Pendant plusieurs semaines, ce petit scénario se répéta jusqu’au jour où le rabbin de la synagogue, qui était resté pour préparer son discours un peu plus longtemps que d’habitude, vit ce fidèle débarquer avec ses pains et les déposer dans l’armoire. Le rav interpella le Portugais et le sermonna : « Penses-tu vraiment que notre Dieu mange tes pains ? Ne sais-tu pas qu’Il n’a pas de corps et ne ressemble à rien ! Pire que ça, c’est une faute grave de penser qu’Il possède une quelconque matérialité. Je suis sûre que c’est le bedeau qui mange tes pains. » A peine eut-il fini sa phrase que le bedeau de la synagogue arriva pour préparer la Torah et prendre ses cadeaux Divins. Le rav lui demanda si c’était lui qui mangeait les deux Halottes. Celui-ci avoua et justifia qu’il n’y avait pas de signe d’appartenance. Le pauvre Portugais, rouge de honte, regretta amèrement son acte. Il s’excusa après durabbin et lui dit qu’il pensait bien faire.
Dans l’après-midi, on annonça au rav que le Ari zal voulait le voir. Ce dernier se dépêcha de se présenter devant lui. « Sache que depuis la destruction du Temple, Hachem n’avait pas eu un plaisir comme celui que lui procurait cet homme qui Lui apportait des pains avec amour et joie. Parce que tu as crié sur lui et qu’il a arrêté son service, il a été décrété dans le ciel ta mort. » Le rav comprit que les paroles du Ari zal étaient justes: il prépara son testament et quitta ce monde quelques jours après.
Comme vous le savez, la dernière lettre de la Torah est un Lamed et la première un Beth.
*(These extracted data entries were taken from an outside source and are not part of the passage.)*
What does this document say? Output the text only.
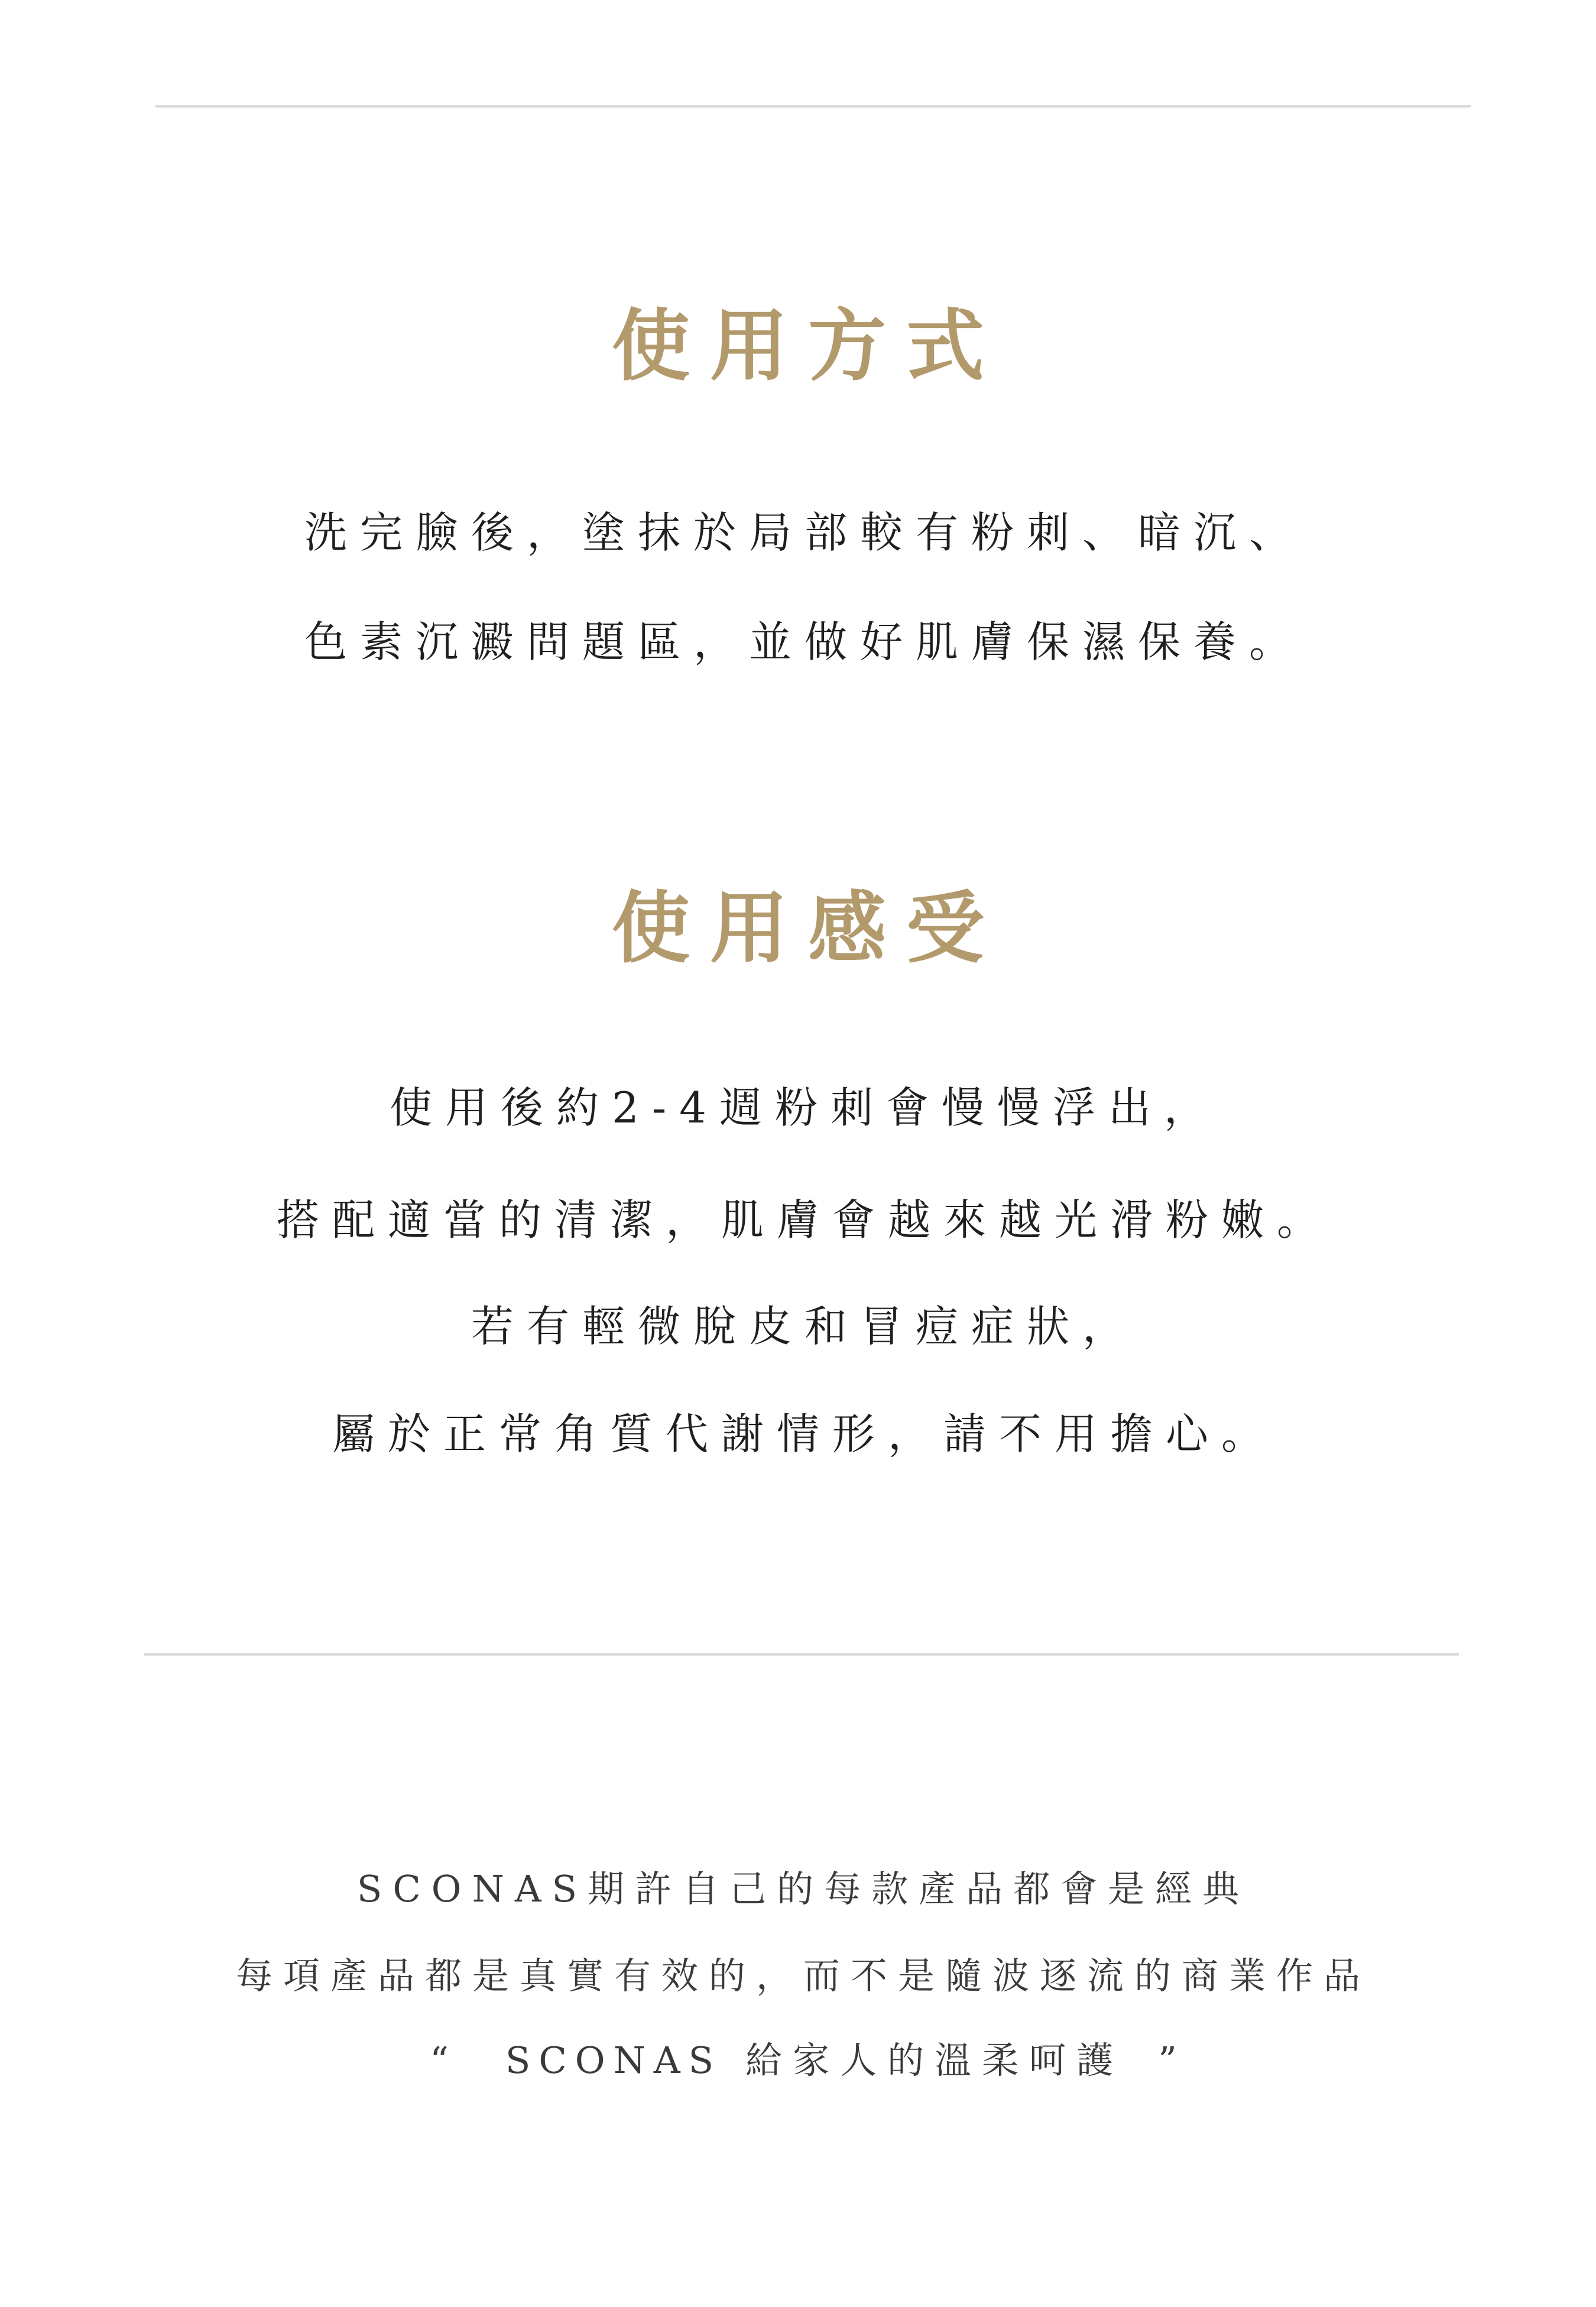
使用方式

洗完臉後，塗抹於局部較有粉刺、暗沉、

色素沉澱問題區，並做好肌膚保濕保養。

使用感受

使用後約2-4週粉刺會慢慢浮出，

搭配適當的清潔，肌膚會越來越光滑粉嫩。

若有輕微脫皮和冒痘症狀，

屬於正常角質代謝情形，請不用擔心。

SCONAS期許自己的每款產品都會是經典

每項產品都是真實有效的，而不是隨波逐流的商業作品

“ SCONAS 給家人的溫柔呵護 ”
Ainsi en assemblant ces deux lettres, nous pouvons former le mot Lev, qui signifie le cœur. « Hachem désire notre cœur » enseignent nos sages. Le but des Mitsvot et de la Torah est de parvenir à nous rapprocher de Lui. Ainsi, comme nous le verrons dans le Dvar Torah, même si c’est Kaïn dans notre paracha qui eut l’idée de sacrifier quelque chose àHachem, il manquait l’essentiel : son cœur. A l’inverse, Evel offrit ce qu’il avait de plus cher avec amour et joie et fut pour cela agréé. Alors qu’Hachem nous enlève le prépuce qui se trouve autour de notre cœur afin de le servir comme il se doit, amen ken yéhi ratson.